Artoria_Shu · October 13, 2020, 8:31am

Hi,
I have a very basic question about how to make a prediction on the testing dataset. Currently, I have two CSV files which are the training dataset and the testing dataset. I have built the decision tree predictor and import the training dataset into it. But I have no idea how to predict data on the testing dataset? Where should I import the testing dataset in Knime?
I will appreciate it if you guys could help me!

beginner · October 13, 2020, 11:37am

The answer to your question is simple but my question back at you is for what this exercise is? Is it to learn? Or for school? OK. But if it’s for work/something more serious I would advise to learn the basic “ML flow” or “ML pipeline” first. (What is cross-validation? What is train-test split? How do I evaluate a model? What exactly belongs to the model? -> the full pipline does including normalization, etc)

First, you must never normalize on the full data set like in your example but only on the training set because else you have data leakage.

Having said that and to actually answer your question you just add a second file reader to read in the test data, use the Normalizer (Apply) Node to normalize test data (Note: Normalizing is not needed for Tree-based algorithms) and then connect that to the Predictor node.

Artoria_Shu · October 13, 2020, 12:00pm

Thanks for your reply and actually it just for my interest. I found the Knime by accident and I think this application is quite useful and convenient. But it’s hard to find the lessons about Knime that are taught in my native language. And I saw most workflows are showed like below which is only one file reader, so I am quite confused about how to predict data on the testing data.

What’s more, when I connect the Normalizer (Apply) with the Decision Tree Predictor, the previous line between the partitioning and Decision Tree Predictor appeared. Could you please where I did wrong?

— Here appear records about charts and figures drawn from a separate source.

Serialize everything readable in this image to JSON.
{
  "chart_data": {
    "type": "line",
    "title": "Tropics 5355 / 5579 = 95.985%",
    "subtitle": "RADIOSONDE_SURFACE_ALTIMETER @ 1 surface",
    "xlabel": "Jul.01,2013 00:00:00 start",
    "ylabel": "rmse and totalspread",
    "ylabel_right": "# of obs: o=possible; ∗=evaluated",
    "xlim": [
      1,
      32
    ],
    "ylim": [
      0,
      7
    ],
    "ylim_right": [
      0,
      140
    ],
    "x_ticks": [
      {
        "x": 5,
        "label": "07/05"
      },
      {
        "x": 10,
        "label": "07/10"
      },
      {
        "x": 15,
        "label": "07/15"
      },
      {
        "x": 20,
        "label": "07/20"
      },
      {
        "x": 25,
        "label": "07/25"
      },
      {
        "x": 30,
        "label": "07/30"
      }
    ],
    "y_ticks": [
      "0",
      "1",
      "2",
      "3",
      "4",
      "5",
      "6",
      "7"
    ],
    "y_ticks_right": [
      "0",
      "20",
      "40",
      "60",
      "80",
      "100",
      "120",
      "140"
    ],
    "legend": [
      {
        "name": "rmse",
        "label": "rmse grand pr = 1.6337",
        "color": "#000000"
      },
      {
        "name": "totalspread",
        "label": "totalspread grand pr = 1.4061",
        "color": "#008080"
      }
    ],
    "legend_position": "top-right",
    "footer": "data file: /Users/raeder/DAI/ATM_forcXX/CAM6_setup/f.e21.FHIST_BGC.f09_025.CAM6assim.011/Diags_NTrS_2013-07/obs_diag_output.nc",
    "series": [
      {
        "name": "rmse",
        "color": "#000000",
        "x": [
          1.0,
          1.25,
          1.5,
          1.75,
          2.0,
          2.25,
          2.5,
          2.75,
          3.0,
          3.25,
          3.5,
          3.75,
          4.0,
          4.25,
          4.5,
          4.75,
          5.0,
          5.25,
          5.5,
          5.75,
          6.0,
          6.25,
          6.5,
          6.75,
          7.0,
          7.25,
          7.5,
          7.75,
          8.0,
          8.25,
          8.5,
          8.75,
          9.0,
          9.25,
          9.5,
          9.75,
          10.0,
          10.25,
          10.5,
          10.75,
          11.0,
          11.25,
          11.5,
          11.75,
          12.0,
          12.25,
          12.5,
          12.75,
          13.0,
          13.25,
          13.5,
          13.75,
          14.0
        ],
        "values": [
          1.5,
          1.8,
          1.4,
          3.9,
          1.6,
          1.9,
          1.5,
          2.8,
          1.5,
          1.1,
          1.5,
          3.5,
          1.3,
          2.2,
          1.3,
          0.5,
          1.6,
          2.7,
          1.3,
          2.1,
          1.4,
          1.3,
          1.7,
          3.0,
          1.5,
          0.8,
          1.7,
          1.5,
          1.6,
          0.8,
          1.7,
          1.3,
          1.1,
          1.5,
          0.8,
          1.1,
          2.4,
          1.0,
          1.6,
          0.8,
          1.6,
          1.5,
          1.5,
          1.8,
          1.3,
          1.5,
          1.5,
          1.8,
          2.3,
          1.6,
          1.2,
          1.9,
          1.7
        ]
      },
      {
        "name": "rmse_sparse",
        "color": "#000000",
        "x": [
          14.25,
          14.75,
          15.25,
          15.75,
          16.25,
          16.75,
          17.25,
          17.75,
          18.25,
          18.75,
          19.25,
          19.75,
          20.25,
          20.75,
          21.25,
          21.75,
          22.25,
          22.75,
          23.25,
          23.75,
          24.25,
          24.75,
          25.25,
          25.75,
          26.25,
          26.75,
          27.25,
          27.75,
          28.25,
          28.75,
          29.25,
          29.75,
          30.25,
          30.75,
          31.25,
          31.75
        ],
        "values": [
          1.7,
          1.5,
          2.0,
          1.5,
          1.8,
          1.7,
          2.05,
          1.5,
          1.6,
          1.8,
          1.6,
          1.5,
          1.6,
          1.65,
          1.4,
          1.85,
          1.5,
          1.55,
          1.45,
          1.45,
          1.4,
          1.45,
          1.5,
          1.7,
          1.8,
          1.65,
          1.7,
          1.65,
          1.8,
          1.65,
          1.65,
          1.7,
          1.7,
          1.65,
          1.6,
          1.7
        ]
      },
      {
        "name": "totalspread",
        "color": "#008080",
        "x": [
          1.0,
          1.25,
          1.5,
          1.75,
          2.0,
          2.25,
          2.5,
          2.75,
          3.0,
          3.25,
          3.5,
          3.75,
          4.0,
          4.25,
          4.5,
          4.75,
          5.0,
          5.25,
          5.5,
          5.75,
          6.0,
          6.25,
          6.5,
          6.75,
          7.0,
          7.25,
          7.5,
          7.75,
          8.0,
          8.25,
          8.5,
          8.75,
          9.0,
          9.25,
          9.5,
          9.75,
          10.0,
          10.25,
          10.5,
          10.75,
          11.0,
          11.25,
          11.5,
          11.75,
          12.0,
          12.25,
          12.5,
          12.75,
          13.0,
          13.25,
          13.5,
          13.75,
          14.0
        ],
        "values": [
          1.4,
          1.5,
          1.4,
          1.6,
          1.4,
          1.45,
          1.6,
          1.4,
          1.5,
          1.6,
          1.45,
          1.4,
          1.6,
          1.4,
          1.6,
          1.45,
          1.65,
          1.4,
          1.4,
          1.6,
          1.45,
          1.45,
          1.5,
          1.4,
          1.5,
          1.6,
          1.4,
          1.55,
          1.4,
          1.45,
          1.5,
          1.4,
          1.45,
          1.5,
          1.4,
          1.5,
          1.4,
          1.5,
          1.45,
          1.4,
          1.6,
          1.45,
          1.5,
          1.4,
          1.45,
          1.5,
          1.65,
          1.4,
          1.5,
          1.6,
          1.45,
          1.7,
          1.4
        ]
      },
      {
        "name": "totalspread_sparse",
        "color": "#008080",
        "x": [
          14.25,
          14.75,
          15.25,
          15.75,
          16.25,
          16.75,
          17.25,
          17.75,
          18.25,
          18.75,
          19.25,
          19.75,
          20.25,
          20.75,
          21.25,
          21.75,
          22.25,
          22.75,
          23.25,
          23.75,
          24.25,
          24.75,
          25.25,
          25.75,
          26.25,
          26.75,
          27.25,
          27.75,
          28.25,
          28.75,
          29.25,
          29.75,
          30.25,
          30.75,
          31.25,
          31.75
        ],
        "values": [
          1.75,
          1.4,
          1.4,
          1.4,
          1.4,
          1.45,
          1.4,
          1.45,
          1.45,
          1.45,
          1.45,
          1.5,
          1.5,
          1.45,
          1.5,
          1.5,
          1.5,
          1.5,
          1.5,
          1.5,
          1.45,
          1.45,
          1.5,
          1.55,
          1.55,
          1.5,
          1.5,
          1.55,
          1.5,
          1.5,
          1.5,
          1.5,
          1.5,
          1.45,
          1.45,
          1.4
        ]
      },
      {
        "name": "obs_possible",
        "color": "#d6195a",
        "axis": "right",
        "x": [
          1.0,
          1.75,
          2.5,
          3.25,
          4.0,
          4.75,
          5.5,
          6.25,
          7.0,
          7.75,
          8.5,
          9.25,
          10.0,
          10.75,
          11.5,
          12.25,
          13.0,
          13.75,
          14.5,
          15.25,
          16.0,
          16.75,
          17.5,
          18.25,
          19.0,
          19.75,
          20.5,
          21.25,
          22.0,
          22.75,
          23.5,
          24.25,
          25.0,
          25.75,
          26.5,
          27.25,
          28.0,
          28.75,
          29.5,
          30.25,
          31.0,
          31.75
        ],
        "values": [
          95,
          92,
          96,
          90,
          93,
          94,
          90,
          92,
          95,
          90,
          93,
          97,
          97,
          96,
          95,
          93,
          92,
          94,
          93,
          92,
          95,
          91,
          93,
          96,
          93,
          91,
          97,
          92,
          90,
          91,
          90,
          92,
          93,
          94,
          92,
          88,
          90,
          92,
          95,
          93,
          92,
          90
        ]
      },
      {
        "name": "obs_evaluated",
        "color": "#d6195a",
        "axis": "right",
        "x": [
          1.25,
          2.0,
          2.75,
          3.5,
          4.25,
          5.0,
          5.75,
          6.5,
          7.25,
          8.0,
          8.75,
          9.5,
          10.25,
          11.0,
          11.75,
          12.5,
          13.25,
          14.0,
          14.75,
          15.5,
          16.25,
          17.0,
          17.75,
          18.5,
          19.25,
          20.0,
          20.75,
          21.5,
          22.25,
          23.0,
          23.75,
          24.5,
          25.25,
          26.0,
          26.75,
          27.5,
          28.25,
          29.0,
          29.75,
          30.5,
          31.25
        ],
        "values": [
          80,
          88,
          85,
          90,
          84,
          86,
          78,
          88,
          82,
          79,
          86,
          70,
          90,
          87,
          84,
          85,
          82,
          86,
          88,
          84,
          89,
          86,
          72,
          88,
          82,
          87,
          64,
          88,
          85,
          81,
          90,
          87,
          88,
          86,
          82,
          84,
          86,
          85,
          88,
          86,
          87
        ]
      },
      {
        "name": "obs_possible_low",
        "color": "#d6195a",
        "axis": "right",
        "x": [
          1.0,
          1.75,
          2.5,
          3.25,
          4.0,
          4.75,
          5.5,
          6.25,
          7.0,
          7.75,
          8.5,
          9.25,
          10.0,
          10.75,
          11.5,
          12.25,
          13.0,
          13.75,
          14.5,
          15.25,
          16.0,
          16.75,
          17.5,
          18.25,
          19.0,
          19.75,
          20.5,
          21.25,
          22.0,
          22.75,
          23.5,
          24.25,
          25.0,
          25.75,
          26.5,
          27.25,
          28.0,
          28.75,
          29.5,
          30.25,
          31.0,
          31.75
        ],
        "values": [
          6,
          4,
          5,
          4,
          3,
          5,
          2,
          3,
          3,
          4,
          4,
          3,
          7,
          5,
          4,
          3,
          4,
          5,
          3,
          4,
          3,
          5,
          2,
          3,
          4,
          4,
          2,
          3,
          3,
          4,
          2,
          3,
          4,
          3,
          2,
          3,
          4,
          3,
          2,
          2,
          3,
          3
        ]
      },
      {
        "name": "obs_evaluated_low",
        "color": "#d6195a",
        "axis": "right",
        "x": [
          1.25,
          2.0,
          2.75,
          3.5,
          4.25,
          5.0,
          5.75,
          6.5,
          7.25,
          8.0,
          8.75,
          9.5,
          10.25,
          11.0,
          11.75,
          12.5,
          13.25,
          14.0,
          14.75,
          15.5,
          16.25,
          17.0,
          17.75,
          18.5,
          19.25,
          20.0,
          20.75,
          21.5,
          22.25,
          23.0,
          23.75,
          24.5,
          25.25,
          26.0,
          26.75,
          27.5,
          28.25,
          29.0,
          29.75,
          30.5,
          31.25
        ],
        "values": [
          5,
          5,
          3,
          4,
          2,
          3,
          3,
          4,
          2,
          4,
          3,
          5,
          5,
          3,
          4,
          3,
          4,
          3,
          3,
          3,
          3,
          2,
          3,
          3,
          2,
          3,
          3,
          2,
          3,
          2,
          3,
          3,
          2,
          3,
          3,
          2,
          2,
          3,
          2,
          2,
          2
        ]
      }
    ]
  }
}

Thanks!

elsamuel · October 13, 2020, 3:02pm

Why do you have a partiioning node?

ipazin · October 14, 2020, 9:49am

Hello @Artoria_Shu,

welcome to KNIME Community!

And which one is that if I may ask?

Br,
Ivan

Daniel_Weikert · October 14, 2020, 6:38pm

You want to partition at the beginning use nodes like Normalizer etc on the training set and connect the normalizer to the normalizer apply to apply the same transformations on your test or new dataset you want to predict on

system · April 15, 2021, 6:39am

This topic was automatically closed 182 days after the last reply. New replies are no longer allowed.